Juliet McKenna, principal hydrogeologist at Montgomery and Associates, said augmentation is “essential.” She said stormwater and flood management are ways to augment water supplies.

One of the more popular solutions is ocean desalination, but McKenna said this solution is too expensive and wasteful. She said ocean desalination would leave the brine extracted from the water in the open, and there is not a way to address what to do with the waste yet.

McKenna also said extracting sea water would negatively affect the marine environment of the Sea of Cortez, where the closest outlet to the Pacific Ocean is from Arizona. It would also require a multinational deal and would require an estimated 30 years to complete, according to Arizona State University’s Arizona Water Blueprint.

“I think the jury’s still out,” McKenna said.

She said groundwater protection can act as a “safety net” for when surface water supplies like the Colorado River are in a shortage, but they cannot be relied upon as they are “finite resources.”

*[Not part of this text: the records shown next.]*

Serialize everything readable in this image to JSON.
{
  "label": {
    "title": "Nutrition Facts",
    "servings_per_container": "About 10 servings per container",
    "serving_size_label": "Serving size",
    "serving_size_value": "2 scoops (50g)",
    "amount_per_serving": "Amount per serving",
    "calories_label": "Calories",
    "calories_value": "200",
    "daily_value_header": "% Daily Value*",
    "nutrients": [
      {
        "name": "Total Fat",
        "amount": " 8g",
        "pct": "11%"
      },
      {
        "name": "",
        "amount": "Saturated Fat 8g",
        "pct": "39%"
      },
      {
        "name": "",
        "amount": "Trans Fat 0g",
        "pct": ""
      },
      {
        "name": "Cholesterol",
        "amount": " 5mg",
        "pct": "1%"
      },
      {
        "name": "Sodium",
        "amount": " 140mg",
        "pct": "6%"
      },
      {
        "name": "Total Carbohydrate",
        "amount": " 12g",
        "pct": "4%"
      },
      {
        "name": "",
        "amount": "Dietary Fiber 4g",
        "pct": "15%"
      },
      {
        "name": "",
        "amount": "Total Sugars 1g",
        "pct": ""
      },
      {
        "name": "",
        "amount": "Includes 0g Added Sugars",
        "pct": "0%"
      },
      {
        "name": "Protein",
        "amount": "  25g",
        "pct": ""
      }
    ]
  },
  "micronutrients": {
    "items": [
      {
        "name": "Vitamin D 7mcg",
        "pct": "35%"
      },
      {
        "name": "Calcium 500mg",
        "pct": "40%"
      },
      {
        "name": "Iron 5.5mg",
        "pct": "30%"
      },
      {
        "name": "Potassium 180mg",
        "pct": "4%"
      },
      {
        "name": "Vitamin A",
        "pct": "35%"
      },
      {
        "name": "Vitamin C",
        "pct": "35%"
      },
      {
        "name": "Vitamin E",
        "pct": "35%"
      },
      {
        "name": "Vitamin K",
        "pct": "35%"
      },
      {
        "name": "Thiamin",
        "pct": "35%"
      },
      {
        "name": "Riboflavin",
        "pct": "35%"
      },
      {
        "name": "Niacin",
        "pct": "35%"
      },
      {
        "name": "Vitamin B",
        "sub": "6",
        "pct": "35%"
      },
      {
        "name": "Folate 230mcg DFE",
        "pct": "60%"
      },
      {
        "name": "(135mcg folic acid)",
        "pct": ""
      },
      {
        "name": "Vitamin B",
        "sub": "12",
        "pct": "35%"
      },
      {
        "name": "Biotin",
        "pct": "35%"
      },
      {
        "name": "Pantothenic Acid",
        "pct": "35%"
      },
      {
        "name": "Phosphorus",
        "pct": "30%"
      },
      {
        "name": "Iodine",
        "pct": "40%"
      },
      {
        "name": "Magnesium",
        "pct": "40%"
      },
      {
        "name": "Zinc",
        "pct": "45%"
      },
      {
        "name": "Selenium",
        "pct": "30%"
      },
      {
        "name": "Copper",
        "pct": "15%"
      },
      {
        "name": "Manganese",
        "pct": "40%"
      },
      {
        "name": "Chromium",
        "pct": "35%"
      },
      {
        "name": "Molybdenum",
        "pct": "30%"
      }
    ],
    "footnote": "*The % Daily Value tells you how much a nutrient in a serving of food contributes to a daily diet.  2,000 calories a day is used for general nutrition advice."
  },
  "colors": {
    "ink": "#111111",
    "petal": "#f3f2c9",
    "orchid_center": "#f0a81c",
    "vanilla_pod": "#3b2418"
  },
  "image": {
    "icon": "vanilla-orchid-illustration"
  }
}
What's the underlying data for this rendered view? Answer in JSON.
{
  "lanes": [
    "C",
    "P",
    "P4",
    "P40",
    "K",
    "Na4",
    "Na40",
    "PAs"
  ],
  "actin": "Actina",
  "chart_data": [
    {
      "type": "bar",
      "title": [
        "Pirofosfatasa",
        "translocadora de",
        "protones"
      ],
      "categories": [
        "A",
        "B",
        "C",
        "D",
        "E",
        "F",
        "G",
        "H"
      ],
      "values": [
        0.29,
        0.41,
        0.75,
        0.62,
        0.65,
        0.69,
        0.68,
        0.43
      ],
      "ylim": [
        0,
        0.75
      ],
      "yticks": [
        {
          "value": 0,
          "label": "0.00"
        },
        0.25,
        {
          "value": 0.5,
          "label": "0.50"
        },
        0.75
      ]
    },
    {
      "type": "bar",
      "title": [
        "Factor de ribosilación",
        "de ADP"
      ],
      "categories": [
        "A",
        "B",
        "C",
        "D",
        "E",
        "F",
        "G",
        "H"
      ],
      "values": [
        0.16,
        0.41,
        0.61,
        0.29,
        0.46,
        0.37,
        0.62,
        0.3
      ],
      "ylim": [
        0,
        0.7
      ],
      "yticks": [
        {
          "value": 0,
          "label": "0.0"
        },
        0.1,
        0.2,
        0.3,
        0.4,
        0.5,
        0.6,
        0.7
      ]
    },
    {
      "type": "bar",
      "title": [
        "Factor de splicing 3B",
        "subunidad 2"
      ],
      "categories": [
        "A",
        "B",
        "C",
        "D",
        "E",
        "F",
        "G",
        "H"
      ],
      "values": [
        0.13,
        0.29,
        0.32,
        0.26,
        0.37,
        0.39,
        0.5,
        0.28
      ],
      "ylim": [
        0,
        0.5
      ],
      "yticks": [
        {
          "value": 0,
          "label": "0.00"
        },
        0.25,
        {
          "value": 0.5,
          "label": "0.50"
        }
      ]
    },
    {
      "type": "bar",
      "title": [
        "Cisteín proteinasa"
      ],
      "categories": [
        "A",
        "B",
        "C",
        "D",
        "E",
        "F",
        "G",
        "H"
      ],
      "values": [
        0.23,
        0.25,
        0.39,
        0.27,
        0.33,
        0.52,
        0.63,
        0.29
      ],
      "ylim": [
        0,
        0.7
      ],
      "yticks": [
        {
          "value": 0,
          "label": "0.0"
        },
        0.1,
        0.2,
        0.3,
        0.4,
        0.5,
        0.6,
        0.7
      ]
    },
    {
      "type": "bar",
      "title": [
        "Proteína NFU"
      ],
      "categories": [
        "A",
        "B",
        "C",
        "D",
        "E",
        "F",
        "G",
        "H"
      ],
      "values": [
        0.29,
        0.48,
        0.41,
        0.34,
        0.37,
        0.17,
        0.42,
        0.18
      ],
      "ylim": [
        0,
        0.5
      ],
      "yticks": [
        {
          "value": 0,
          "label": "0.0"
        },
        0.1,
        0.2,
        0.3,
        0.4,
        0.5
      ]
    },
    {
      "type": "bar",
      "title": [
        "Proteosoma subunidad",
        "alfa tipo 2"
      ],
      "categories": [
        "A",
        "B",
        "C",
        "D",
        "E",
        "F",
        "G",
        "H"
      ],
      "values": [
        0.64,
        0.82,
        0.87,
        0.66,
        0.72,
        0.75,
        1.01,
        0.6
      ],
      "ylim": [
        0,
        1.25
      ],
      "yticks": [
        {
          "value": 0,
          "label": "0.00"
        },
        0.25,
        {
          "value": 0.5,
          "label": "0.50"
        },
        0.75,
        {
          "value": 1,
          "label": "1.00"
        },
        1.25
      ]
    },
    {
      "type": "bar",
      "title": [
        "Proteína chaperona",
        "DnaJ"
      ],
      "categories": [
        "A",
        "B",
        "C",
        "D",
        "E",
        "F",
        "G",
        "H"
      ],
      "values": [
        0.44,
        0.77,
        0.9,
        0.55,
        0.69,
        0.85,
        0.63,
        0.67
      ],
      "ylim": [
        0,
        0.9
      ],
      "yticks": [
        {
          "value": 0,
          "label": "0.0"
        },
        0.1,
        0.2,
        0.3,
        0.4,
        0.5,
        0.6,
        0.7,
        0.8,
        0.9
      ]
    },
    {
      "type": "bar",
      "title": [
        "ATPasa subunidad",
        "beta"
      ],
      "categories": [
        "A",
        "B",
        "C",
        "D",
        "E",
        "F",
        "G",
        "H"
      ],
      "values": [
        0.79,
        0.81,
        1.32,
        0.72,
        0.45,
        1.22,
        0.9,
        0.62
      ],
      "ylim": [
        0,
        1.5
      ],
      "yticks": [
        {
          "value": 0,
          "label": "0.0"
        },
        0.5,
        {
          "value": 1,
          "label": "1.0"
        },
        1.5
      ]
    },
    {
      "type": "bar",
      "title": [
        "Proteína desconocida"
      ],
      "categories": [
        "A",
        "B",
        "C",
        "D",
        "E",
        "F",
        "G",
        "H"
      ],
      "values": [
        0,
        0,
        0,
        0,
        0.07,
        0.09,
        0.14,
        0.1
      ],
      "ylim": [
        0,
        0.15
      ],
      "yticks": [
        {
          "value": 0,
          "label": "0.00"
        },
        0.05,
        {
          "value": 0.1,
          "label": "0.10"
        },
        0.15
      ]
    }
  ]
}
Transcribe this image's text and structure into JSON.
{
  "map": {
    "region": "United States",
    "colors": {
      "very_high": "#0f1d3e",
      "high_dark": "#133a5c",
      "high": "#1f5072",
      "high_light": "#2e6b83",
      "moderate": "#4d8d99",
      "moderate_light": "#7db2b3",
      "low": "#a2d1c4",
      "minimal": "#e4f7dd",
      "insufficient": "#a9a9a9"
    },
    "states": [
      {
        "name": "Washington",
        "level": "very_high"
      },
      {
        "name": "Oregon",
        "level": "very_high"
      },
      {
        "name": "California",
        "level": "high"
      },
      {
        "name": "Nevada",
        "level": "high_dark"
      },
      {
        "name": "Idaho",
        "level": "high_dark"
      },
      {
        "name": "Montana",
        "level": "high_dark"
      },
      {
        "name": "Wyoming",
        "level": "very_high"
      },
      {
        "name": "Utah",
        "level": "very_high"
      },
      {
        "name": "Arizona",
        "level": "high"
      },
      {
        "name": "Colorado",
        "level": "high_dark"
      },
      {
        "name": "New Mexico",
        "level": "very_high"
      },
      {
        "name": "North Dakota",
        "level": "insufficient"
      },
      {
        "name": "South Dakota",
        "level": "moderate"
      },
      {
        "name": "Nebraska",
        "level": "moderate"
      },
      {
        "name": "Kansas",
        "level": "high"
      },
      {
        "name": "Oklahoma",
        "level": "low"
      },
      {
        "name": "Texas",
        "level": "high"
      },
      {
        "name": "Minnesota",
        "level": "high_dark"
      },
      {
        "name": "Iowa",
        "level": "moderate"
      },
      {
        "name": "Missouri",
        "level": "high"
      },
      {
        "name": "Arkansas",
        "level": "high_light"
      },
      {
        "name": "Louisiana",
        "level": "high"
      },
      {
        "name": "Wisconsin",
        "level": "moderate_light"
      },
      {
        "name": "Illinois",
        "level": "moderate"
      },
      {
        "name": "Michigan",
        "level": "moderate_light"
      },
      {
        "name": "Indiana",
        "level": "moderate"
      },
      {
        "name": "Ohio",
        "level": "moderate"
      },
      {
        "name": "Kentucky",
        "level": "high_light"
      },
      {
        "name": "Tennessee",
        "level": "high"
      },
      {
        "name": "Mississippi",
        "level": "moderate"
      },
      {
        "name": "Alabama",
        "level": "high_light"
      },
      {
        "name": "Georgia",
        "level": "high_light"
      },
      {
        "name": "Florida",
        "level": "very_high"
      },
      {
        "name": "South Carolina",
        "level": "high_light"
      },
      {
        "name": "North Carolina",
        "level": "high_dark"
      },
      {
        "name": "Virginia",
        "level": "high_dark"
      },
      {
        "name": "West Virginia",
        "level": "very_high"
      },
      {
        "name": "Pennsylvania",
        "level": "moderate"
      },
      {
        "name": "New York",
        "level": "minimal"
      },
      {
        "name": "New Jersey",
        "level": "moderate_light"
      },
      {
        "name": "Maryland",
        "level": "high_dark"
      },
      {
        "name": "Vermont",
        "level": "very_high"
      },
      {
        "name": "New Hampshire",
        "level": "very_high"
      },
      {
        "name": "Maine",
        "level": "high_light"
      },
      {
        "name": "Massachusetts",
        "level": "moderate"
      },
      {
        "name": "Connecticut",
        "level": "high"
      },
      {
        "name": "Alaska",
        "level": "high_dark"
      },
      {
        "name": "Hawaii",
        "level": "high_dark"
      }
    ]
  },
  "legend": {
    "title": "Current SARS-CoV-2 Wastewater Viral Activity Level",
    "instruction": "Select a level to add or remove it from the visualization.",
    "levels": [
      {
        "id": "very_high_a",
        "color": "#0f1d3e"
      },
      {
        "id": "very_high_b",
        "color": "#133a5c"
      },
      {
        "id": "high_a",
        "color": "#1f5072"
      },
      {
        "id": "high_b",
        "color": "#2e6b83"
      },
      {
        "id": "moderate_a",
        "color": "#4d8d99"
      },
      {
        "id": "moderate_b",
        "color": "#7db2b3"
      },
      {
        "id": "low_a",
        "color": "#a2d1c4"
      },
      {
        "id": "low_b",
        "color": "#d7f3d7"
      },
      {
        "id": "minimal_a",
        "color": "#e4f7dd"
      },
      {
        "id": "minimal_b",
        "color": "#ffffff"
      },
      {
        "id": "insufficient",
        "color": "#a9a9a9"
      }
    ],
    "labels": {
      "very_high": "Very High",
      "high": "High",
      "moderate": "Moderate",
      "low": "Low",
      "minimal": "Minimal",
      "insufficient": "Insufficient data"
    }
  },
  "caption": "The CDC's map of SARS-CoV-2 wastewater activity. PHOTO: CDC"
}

There is an existing desalting plant in Yuma on the Colorado River, controlled by the Bureau of Reclamation and CAP. But it mainly sits idle due to how expensive it is to operate on a yearly basis. It has not been operational since test runs were done in 2010 and 2011.

Kolodin said this solution was a “pie in the sky” and it distracts from better solutions for the groundwater crisis.

Kolodin, Scottsdale, groundwater, Kavanagh, Rio Verde, AMA, Colorado River, Lake Mead, drought
Rep. Alexander Kolodin, R-Scottsdale

Kolodin said his goal was to get an emergency bill passed to get water turned back onto Rio Verde for the short-term so that a long-term solution could be negotiated. Kolodin said his preferred long-term solution involves locally extracted brackish groundwater.

Brackish groundwater is groundwater with dissolved solids and saline in it. It can result from human interventions like wastewater recycling. According to Montgomery and Associates, 600 million acre-feet of brackish groundwater exists in Arizona.

“What I would like to see is the most achievable strategy to get more water in the system, which would be to desalinate Arizona’s brackish groundwater,” Kolodin said. “It’s way cheaper than … making a deal with Mexico because it’s on Arizona land.”

Kolodin introduced a bill last month, HB2323, that would allocate state money to fund long-term water supply projects centered on brackish groundwater supplies, but the bill appears to have stalled.

However, a similar bill introduced by Rep. Gail Griffin, R-Hereford, HB2217, appropriates $50,000 to the Arizona Department of Water Resources to update its studies on the availability of brackish groundwater across the state.

Brine disposal is still the main hurdle for brackish groundwater desalination plants. Disposing of it is expensive and can damage some habitats, according to the Arizona Water Blueprint. The blueprint says cost-effective brine disposal and management are difficult, if not “highly improbable.”

In an email, Porter said extracting and desalinating brackish groundwater is a viable solution in some places, but it is only a limited solution.

“Treating brackish groundwater is much more expensive than treating regular groundwater or surface water, and, as with other groundwater supplies, brackish groundwater is non-renewing, so growing cities on it leaves those communities with the problem of where to find water once the groundwater is used up,” Porter said in the email.

Other than desalination of either groundwater or ocean water, there are surface water augmentation efforts, including heightening existing dams, importing groundwater from other areas of the state to larger cities, and connecting water from SRP and CAP, but most of these are proposals.

Kolodin said the problem of finding an augmentation method is urgent.

“We’re getting slowly cut off from the Colorado River. And someday soon it’s going to be so slow that Arizona is not going to get Colorado River water,” he said. “We need to get more water in the system.”